TEIN SS coil overs. 

may cost a lot but well worth it.

it comes with spring , shocks etc all the stuff u need for suspension.


----------



## G_Funk013 (Jul 9, 2002)

Springs,
Search,
Shortened Shocks/Struts,
Bumpstops,
Rear Shock Mounts,
Oh yeah... the suspension forum.


----------



## Nissan200sxSER (Dec 20, 2002)

You will be fine by just getting the GC coilovers and KYB AGX struts. 

Lots of ppl recommend this setup.


----------



## Greg200SE-R (Feb 5, 2003)

Hey man you'll hear over and over again that if you're serious about the handling of your car, suspension is NOT a place to skimp. If you just want to drop for looks and don't care about the ride then that's up to you too. In that case go with what you like but look for the Motivational Engineering rear upper shock mounts regardless of what you choose. they are important. 

See LIUSPEED's post above? Click on his link for the Tein SS group buy. These are incredible pieces for the money. Good information on these coilovers can be found by following the link. 
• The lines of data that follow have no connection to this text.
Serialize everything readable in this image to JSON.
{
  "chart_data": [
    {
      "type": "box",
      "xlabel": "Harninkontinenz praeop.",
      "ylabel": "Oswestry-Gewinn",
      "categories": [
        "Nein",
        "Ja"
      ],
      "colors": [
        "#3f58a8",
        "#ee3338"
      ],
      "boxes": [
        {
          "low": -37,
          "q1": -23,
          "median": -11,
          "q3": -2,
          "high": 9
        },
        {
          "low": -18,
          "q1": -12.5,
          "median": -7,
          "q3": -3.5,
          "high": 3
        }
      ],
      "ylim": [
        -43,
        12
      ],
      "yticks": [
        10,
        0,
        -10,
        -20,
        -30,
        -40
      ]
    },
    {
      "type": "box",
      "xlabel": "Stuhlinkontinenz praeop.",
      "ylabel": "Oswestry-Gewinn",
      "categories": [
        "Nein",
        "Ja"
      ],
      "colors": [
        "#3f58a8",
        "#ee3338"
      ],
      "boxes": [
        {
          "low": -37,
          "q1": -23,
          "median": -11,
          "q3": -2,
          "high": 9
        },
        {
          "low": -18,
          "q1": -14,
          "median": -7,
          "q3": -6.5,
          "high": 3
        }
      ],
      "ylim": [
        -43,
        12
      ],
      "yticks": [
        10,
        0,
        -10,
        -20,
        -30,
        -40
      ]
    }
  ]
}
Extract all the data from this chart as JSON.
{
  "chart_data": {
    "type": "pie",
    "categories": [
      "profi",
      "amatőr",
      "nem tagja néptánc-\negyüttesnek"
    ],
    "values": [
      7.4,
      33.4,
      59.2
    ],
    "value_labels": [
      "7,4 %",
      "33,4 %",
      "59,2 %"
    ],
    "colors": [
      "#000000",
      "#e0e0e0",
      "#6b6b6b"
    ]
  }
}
The AGX/ Ground control setup is extremely popular and a proven performer. But, even with a good deal it'll run you at least $800 plus labor, if applicable. the Tein group buy is advertised as $1090 for 3 people, and there will probably be more than that if you decide to jump in too (more people = lower price). I, like others am trying to get people interested because the deal gets sweeter with more participants. Please consider it! Again, check LIUSPEEDs link!


----------